As the veneer wears off, it emerges that he has been divorced, has had a three-year breakdown and has lived in fear - of his own ambition, of failure, of an unstable marriage. He selfishly wants to help Victor, who senses that the price would be that of his soul. The conflict between the two is electric and searing, stripping each to his psychological core.

This is a brilliant production of a classic modern play, with acting of the highest calibre. Robert Prosky's Solomon is a marvellous creation, Lorcan Cranitch is wholly convincing as the confused but principled Victor, Ger Ryan lives the role of Esther and Nick Dunning gets to the heart of Walter's complexities. Joe Vanek's design and Mark Brokaw's direction harmonises it all to provide a rare theatrical experience.

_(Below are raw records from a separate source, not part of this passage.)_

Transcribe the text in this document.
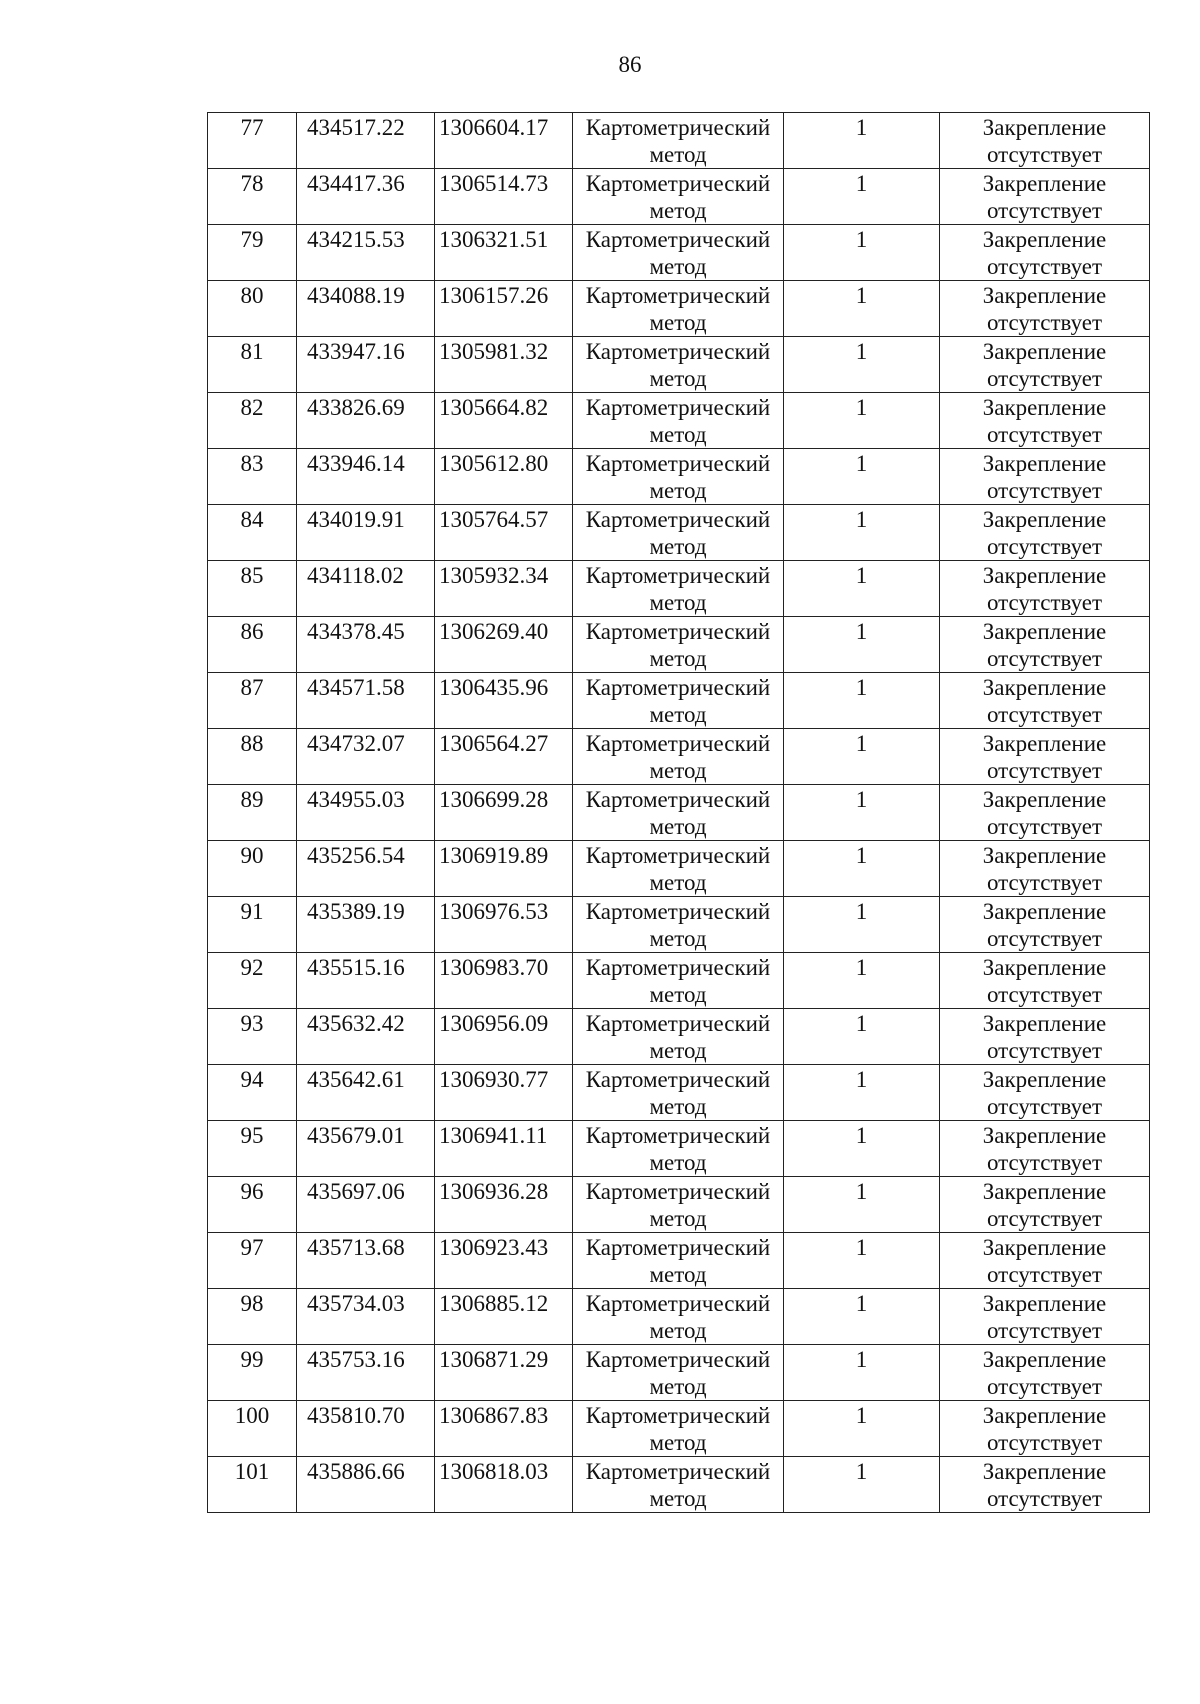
86
77	434517.22	1306604.17	Картометрический метод	1	Закрепление отсутствует

78	434417.36	1306514.73	Картометрический метод	1	Закрепление отсутствует

79	434215.53	1306321.51	Картометрический метод	1	Закрепление отсутствует

80	434088.19	1306157.26	Картометрический метод	1	Закрепление отсутствует

81	433947.16	1305981.32	Картометрический метод	1	Закрепление отсутствует

82	433826.69	1305664.82	Картометрический метод	1	Закрепление отсутствует

83	433946.14	1305612.80	Картометрический метод	1	Закрепление отсутствует

84	434019.91	1305764.57	Картометрический метод	1	Закрепление отсутствует

85	434118.02	1305932.34	Картометрический метод	1	Закрепление отсутствует

86	434378.45	1306269.40	Картометрический метод	1	Закрепление отсутствует

87	434571.58	1306435.96	Картометрический метод	1	Закрепление отсутствует

88	434732.07	1306564.27	Картометрический метод	1	Закрепление отсутствует

89	434955.03	1306699.28	Картометрический метод	1	Закрепление отсутствует

90	435256.54	1306919.89	Картометрический метод	1	Закрепление отсутствует

91	435389.19	1306976.53	Картометрический метод	1	Закрепление отсутствует

92	435515.16	1306983.70	Картометрический метод	1	Закрепление отсутствует

93	435632.42	1306956.09	Картометрический метод	1	Закрепление отсутствует

94	435642.61	1306930.77	Картометрический метод	1	Закрепление отсутствует

95	435679.01	1306941.11	Картометрический метод	1	Закрепление отсутствует

96	435697.06	1306936.28	Картометрический метод	1	Закрепление отсутствует

97	435713.68	1306923.43	Картометрический метод	1	Закрепление отсутствует

98	435734.03	1306885.12	Картометрический метод	1	Закрепление отсутствует

99	435753.16	1306871.29	Картометрический метод	1	Закрепление отсутствует

100	435810.70	1306867.83	Картометрический метод	1	Закрепление отсутствует

101	435886.66	1306818.03	Картометрический метод	1	Закрепление отсутствует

Stephen Petronio Dance Company

O'Reilly Theatre, Dublin

Michael Seaver

The cultivated bad-boy image is gone but the titles of his dances - Broken Man, City of Twist and The Island of Misfit Toys - hint that the weird and seedy are still fundamental to Stephen Petronio. Two movements of his Gothic Suite featured in this performance and as he sat, smoked and watched the opening of The Island of Misfit Toys, there was little doubt that this is his inner world. But, while the post-9/11 City of Twists may be understandably weighed by gravitas and anger, in a week when brutalised naked bodies are appearing daily on our televisions and newspapers the big bad world depicted in the images of The Island of Misfit Toys seem almost quaintly adolescent.

Petronio isn't known for his radical choreographic structures. It's his movement, all fast and aggressive in a New York kind of way, that holds the eye. Still showing traces of his seven years dancing with Trisha Brown, he has retained her fluency and illogicality but disturbed the momentum, creating a more edgy and less predictable vocabulary. The work is also very New York in the fact that the dancers are stunningly good, devouring choreography that zips along unrelentingly. Stillness seems unconscionable and even transitions between individual sections are rushed as if caught in the slipstream of the dance.

In Broken Man, Petronio, dancing solo, is already off-centre in a jacket that is on one shoulder and off the other. The movement magnifies this misshape with the focus on the inner impulses affecting outside form so it's the man that is broken rather than the body. The broken individuals in City of Twists remain within their own sensory environment not relating to each other until towards the end with lifts and mutual support, and the metaphor is carried into the final piece with its outsize faceless deformed dolls. But although the works are young they all feel dated and jaded, the fashioned costumes no longer cutting edge and even Laurie Anderson's disjointed music sounding like musical channel-hopping. As Petronio mellows and audience becomes desensitised, the artist's inner world and our real world seem to be drifting apart.